One thing always leads to another. All bodies really do is coordinate specialized activities while serving a multitude of functions – circulate to nourish, nourish in order to rest, rest so you can regenerate, regenerate to get ready for re-circulation.

*suggested listening, The Voidz, Human Sadness


04 – Eyes on the Street

How clear is your sightline? Can you shift focus towards those at the periphery? Have you asked yourself: “Safety for who?”

*suggested listening, Jimi Hendrix, Changes – Live at Fillmore East


 05 – Activate Empty Spaces

Find the coveted pockets that take up the something in between. Form a pathway that fills in a gap left by urban erosion – Can you populate the alternative way to get there? Is it ok to stop?

*suggested listening, Philip Glass – Etude No. 2


 06 – Short Blocks

How many feet do you space between each step? How much can happen in those steps? Could you increase path options between your point of departure and your destination?

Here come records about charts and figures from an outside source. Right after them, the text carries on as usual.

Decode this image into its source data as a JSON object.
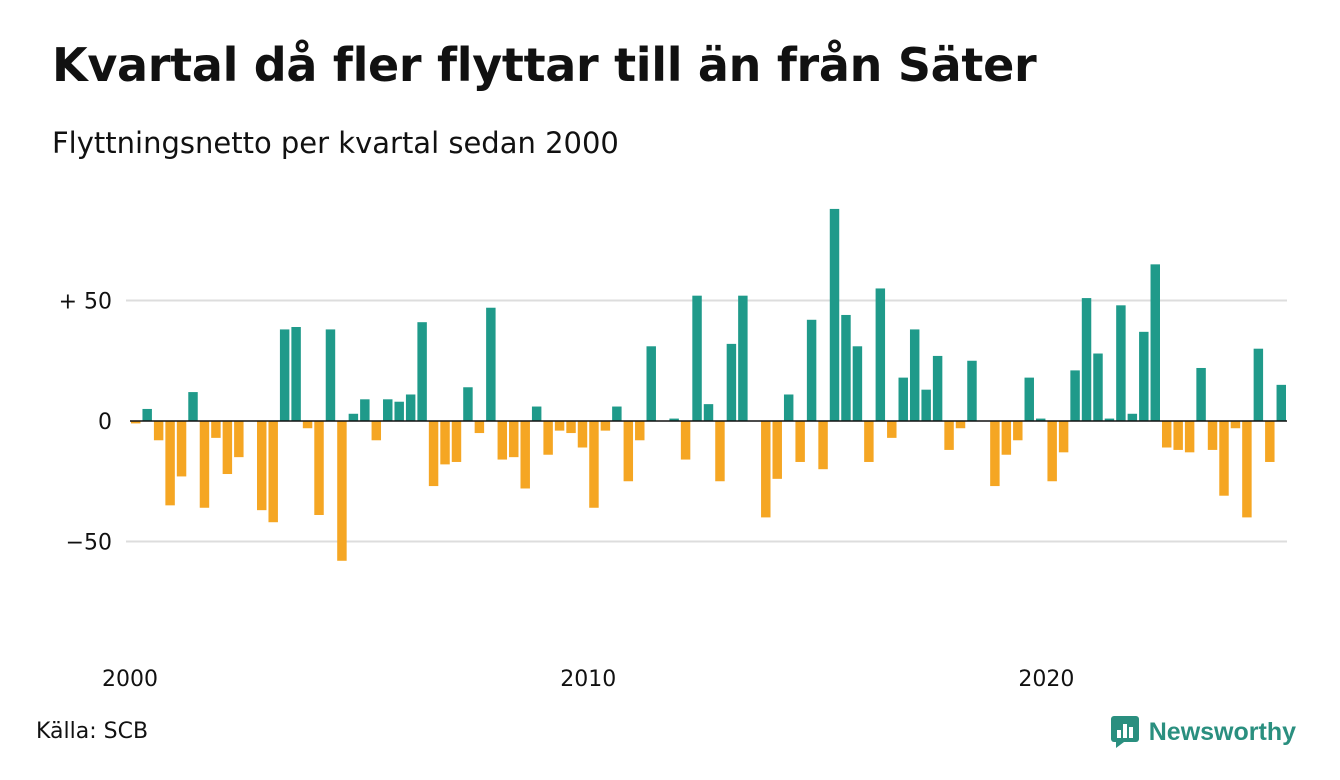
{
  "chart_data": {
    "type": "bar",
    "title": "Kvartal då fler flyttar till än från Säter",
    "subtitle": "Flyttningsnetto per kvartal sedan 2000",
    "source": "Källa: SCB",
    "x_start_year": 2000,
    "x_tick_labels": [
      "2000",
      "2010",
      "2020"
    ],
    "y_tick_labels": [
      "+ 50",
      "0",
      "−50"
    ],
    "y_ticks": [
      50,
      0,
      -50
    ],
    "ylim": [
      -60,
      90
    ],
    "grid": true,
    "colors": {
      "positive": "#1f9a8a",
      "negative": "#f5a623",
      "grid": "#dddddd",
      "axis": "#111111"
    },
    "values": [
      -1,
      5,
      -8,
      -35,
      -23,
      12,
      -36,
      -7,
      -22,
      -15,
      0,
      -37,
      -42,
      38,
      39,
      -3,
      -39,
      38,
      -58,
      3,
      9,
      -8,
      9,
      8,
      11,
      41,
      -27,
      -18,
      -17,
      14,
      -5,
      47,
      -16,
      -15,
      -28,
      6,
      -14,
      -4,
      -5,
      -11,
      -36,
      -4,
      6,
      -25,
      -8,
      31,
      0,
      1,
      -16,
      52,
      7,
      -25,
      32,
      52,
      0,
      -40,
      -24,
      11,
      -17,
      42,
      -20,
      88,
      44,
      31,
      -17,
      55,
      -7,
      18,
      38,
      13,
      27,
      -12,
      -3,
      25,
      0,
      -27,
      -14,
      -8,
      18,
      1,
      -25,
      -13,
      21,
      51,
      28,
      1,
      48,
      3,
      37,
      65,
      -11,
      -12,
      -13,
      22,
      -12,
      -31,
      -3,
      -40,
      30,
      -17,
      15
    ]
  },
  "footer": {
    "brand": "Newsworthy"
  }
}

*suggested listening, Fania All Stars, Me Gusta El Son – Live


07 – Sidewalk, Side Walk

It’s what it says, and it all happens here.

*suggested listening, Genya Ravan, 202 Rivington Street


08 – Vital Little Plans

How many levels are you a part of? Where can you plot yourself? In your country? Your city? Your district? Your neighborhood? Your block? The building? The room? Or, maybe – sitting on only this part of the carpet.

*suggested listening, Santigold, LES Artistes


09 – Systems of Survival

We call the bodies that make up the mass of a city its residents. So what of the ever-transforming boundaries of citizenship, the flux of a city perimeter – Is there a middle ground when it comes to occupying space at the street level; something between a residing permanence and the quick dip of a visitor? Is this how we organize complexity?

*suggested listening, Sonic Youth, Into the Groovey


 10 – Dissent for the Sake of the Task

There has never been a better time. Find what needs to dismantled and begin building the very something that’s meant to replace it.